Na sua busca por seus companheiros cósmicos, de início os seres terrestres construíram telescópios que lhes permitissem ver seus vizinhos planetários imediatos. Mais tarde, quando sua tecnologia atingiu um nível mais avançado, sofisticadas espaçonaves robóticas foram enviadas para examinar esses outros planetas e verificar se neles havia ou não algum sinal de vida. Através dessas explorações, constatou-se que não havia qualquer tipo de vida inteligente em nenhum outro corpo de nosso sistema solar.
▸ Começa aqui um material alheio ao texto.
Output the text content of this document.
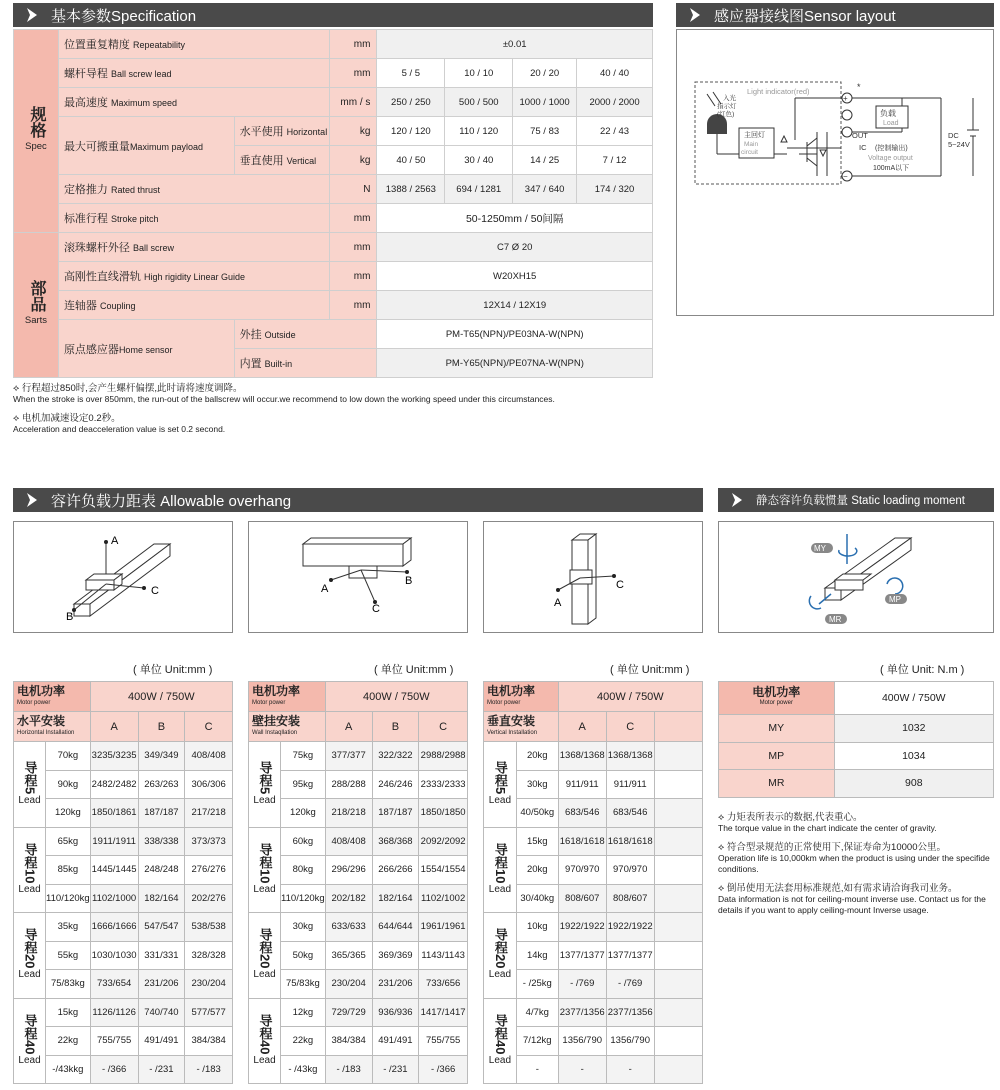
基本参数Specification
规格
Spec	位置重复精度 Repeatability		mm	±0.01			
	螺杆导程 Ball screw lead		mm	5 / 5	10 / 10	20 / 20	40 / 40
	最高速度 Maximum speed		mm / s	250 / 250	500 / 500	1000 / 1000	2000 / 2000
	最大可搬重量Maximum payload	水平使用 Horizontal	kg	120 / 120	110 / 120	75 / 83	22 / 43
		垂直使用 Vertical	kg	40 / 50	30 / 40	14 / 25	7 / 12
	定格推力 Rated thrust		N	1388 / 2563	694 / 1281	347 / 640	174 / 320
	标准行程 Stroke pitch		mm	50-1250mm / 50间隔			

部品
Sarts	滚珠螺杆外径 Ball screw		mm	C7 Ø 20			
	高刚性直线滑轨 High rigidity Linear Guide		mm	W20XH15			
	连轴器 Coupling		mm	12X14 / 12X19			
	原点感应器Home sensor	外挂 Outside		PM-T65(NPN)/PE03NA-W(NPN)			
		内置 Built-in		PM-Y65(NPN)/PE07NA-W(NPN)			
⟡ 行程超过850时,会产生螺杆偏摆,此时请将速度调降。
When the stroke is over 850mm, the run-out of the ballscrew will occur.we recommend to low down the working speed under this circumstances.
⟡ 电机加减速设定0.2秒。
Acceleration and deacceleration value is set 0.2 second.
感应器接线图Sensor layout
Light indicator(red)
入光
指示灯
(红色)
主回灯
Main
circuit
负载
Load
OUT
IC (控制输出)
Voltage output
100mA以下
DC
5~24V
*
+
−
容许负载力距表 Allowable overhang	静态容许负载惯量 Static loading moment
A
C
B
A
C
B
A
C
MY
MP
MR
( 单位 Unit:mm )	( 单位 Unit:mm )	( 单位 Unit:mm )	( 单位 Unit: N.m )
电机功率
Motor power		400W / 750W		
水平安装
Horizontal Installation		A	B	C

导程
5
Lead	70kg	3235/3235	349/349	408/408
	90kg	2482/2482	263/263	306/306
	120kg	1850/1861	187/187	217/218

导程
10
Lead	65kg	1911/1911	338/338	373/373
	85kg	1445/1445	248/248	276/276
	110/120kg	1102/1000	182/164	202/276

导程
20
Lead	35kg	1666/1666	547/547	538/538
	55kg	1030/1030	331/331	328/328
	75/83kg	733/654	231/206	230/204

导程
40
Lead	15kg	1126/1126	740/740	577/577
	22kg	755/755	491/491	384/384
	-/43kkg	- /366	- /231	- /183
电机功率
Motor power		400W / 750W		
壁挂安装
Wall Instaqllation		A	B	C

导程
5
Lead	75kg	377/377	322/322	2988/2988
	95kg	288/288	246/246	2333/2333
	120kg	218/218	187/187	1850/1850

导程
10
Lead	60kg	408/408	368/368	2092/2092
	80kg	296/296	266/266	1554/1554
	110/120kg	202/182	182/164	1102/1002

导程
20
Lead	30kg	633/633	644/644	1961/1961
	50kg	365/365	369/369	1143/1143
	75/83kg	230/204	231/206	733/656

导程
40
Lead	12kg	729/729	936/936	1417/1417
	22kg	384/384	491/491	755/755
	- /43kg	- /183	- /231	- /366
电机功率
Motor power		400W / 750W		
垂直安装
Vertical Installation		A	C	

导程
5
Lead	20kg	1368/1368	1368/1368	
	30kg	911/911	911/911	
	40/50kg	683/546	683/546	

导程
10
Lead	15kg	1618/1618	1618/1618	
	20kg	970/970	970/970	
	30/40kg	808/607	808/607	

导程
20
Lead	10kg	1922/1922	1922/1922	
	14kg	1377/1377	1377/1377	
	- /25kg	- /769	- /769	

导程
40
Lead	4/7kg	2377/1356	2377/1356	
	7/12kg	1356/790	1356/790	
	-	-	-	
电机功率
Motor power	400W / 750W
MY	1032
MP	1034
MR	908
⟡ 力矩表所表示的数据,代表重心。
The torque value in the chart indicate the center of gravity.
⟡ 符合型录规范的正常使用下,保证寿命为10000公里。
Operation life is 10,000km when the product is using under the specifide conditions.
⟡ 倒吊使用无法套用标准规范,如有需求请洽询我司业务。
Data information is not for ceiling-mount inverse use. Contact us for the details if you want to apply ceiling-mount Inverse usage.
Se houver alguém por lá, concluíram os cientistas humanos, alguma espécie semelhante à nossa com a qual pudéssemos nos comunicar, deve estar além do vazio que separa nosso sistema solar de todas as outras estrelas.
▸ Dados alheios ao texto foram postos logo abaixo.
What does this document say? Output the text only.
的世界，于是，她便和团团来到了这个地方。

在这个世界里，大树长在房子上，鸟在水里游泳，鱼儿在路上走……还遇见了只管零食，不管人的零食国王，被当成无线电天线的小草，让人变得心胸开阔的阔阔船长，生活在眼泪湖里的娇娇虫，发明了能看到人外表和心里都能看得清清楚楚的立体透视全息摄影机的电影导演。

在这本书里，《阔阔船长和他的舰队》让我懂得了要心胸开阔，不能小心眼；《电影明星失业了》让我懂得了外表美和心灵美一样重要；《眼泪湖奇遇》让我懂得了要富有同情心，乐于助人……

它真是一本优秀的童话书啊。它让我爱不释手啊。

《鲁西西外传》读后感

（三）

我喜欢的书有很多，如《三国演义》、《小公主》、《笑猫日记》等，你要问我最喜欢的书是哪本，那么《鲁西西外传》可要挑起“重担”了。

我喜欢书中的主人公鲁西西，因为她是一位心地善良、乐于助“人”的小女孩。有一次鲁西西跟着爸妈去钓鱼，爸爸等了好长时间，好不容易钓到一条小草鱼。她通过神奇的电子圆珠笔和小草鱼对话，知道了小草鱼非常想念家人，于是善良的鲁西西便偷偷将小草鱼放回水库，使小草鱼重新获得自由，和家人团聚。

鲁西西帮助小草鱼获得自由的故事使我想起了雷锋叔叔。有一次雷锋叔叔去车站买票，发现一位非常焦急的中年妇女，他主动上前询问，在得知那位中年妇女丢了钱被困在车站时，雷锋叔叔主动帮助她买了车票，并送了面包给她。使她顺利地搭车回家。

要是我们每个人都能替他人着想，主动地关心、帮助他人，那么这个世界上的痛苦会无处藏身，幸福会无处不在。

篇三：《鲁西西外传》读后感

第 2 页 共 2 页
No final do século 20 do sistema humano de tempo, as grandes antenas da Terra começam a procurar sinais coerentes no céu, a fim de determinar se por acaso alguma outra inteligência estaria nos enviando uma mensagem de rádio. Essa busca continuou por mais de cem anos, tendo se intensificado durante os dias fulgurantes da ciência internacional no início do século 21, e diminuído mais tarde, nas últimas décadas do século, depois que o quarto conjunto sucessivo de técnicas sistemáticas de escuta não conseguiu localizar nenhum sinal alienígena.
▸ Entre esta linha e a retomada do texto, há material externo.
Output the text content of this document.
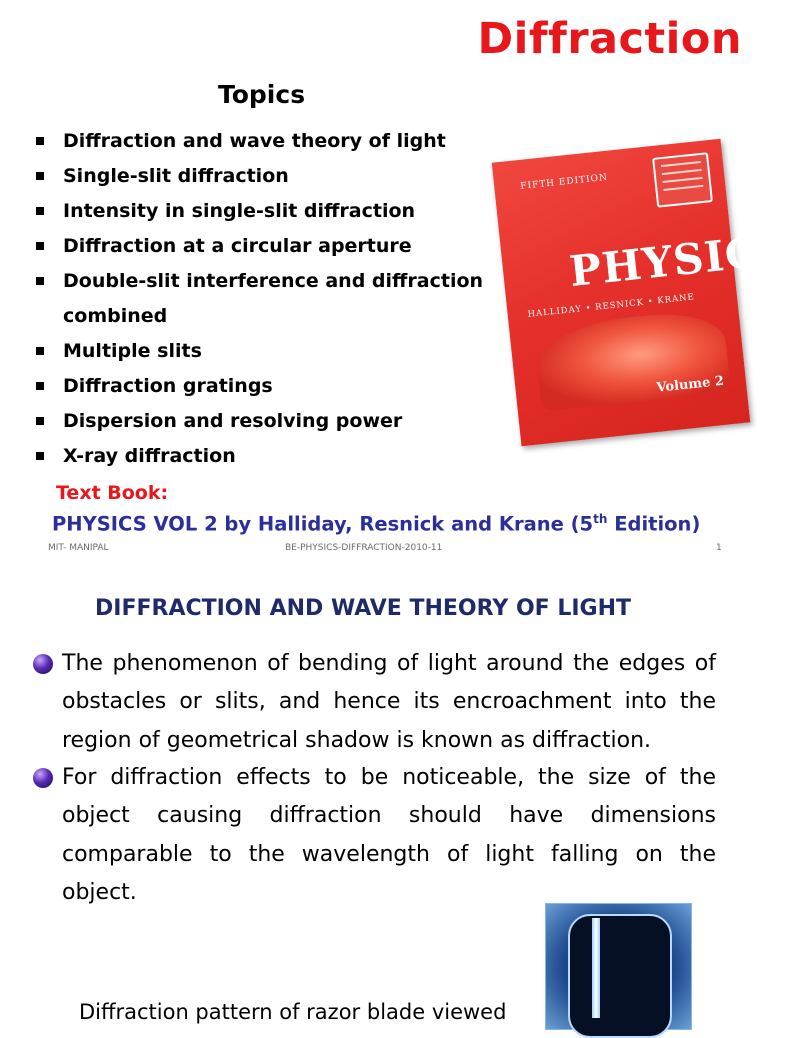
Diffraction
Topics
Diffraction and wave theory of light
Single-slit diffraction
Intensity in single-slit diffraction
Diffraction at a circular aperture
Double-slit interference and diffraction
combined
Multiple slits
Diffraction gratings
Dispersion and resolving power
X-ray diffraction
FIFTH EDITION
PHYSICS
HALLIDAY • RESNICK • KRANE
Volume 2

Text Book:

PHYSICS VOL 2 by Halliday, Resnick and Krane (5th Edition)

MIT- MANIPAL	BE-PHYSICS-DIFFRACTION-2010-11	1

DIFFRACTION AND WAVE THEORY OF LIGHT

The phenomenon of bending of light around the edges of obstacles or slits, and hence its encroachment into the region of geometrical shadow is known as diffraction.

For diffraction effects to be noticeable, the size of the object causing diffraction should have dimensions comparable to the wavelength of light falling on the object.

Diffraction pattern of razor blade viewed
Por volta do ano 2130, quando o estranho objeto cilíndrico foi identificado pela primeira vez vindo do espaço interestelar na direção do nosso sistema solar, a maioria dos seres humanos pensantes concluíra que a vida devia ser escassa no universo e que a inteligência, se é que jamais existiu fora da Terra, era excessivamente rara. De que outra forma, diziam os cientistas, poderíamos explicar a falta de resultados positivos em toda a nossa cuidadosa busca extraterrestre durante o século passado?

Portanto, todos na Terra se assombraram quando, depois de uma inspeção minuciosa, o objeto que entrou no nosso sistema solar em 2130 foi considerado, incontestavelmente, um artefato de origem alienígena. Era uma prova inegável de que existia uma inteligência avançada, ou pelo menos tinha existido em alguma época anterior, em outra parte do universo. Quando uma missão espacial foi desviada para encontrar-se com o pardacento gigante cilíndrico, com dimensões maiores que as maiores cidades da Terra, os pesquisadores cosmonautas encontraram um mistério atrás do outro. Mas eles não foram capazes de responder a algumas das questões mais fundamentais sobre a enigmática espaçonave alienígena. O intruso objeto proveniente das estrelas não fornecia explicações definitivas sobre sua origem ou finalidade.

Aquele primeiro grupo de exploradores humanos não só catalogou as maravilhas de Rama (nome dado ao gigantesco objeto cilíndrico antes de se saber que era um artefato extraterrestre), mas também explorou e mapeou seu interior. Depois que o grupo de exploração deixou Rama e a espaçonave alienígena desapareceu em volta do Sol, saindo do sistema solar em velocidade hiperbólica, os cientistas analisaram detalhadamente todos os dados coletados durante a missão. Todos reconheceram que os visitantes humanos de Rama não tinham encontrado as verdadeiras criaturas da misteriosa espaçonave. Contudo, a cuidadosa análise realizada depois da sua passagem revelou um princípio imutável de sua redundante engenharia. Cada sistema principal e cada subsistema do veículo tinham duas cópias. Os navegantes de Rama projetavam tudo em triplos. Os cientistas concluíram que era muito provável que em breve surgiriam duas outras espaçonaves semelhantes.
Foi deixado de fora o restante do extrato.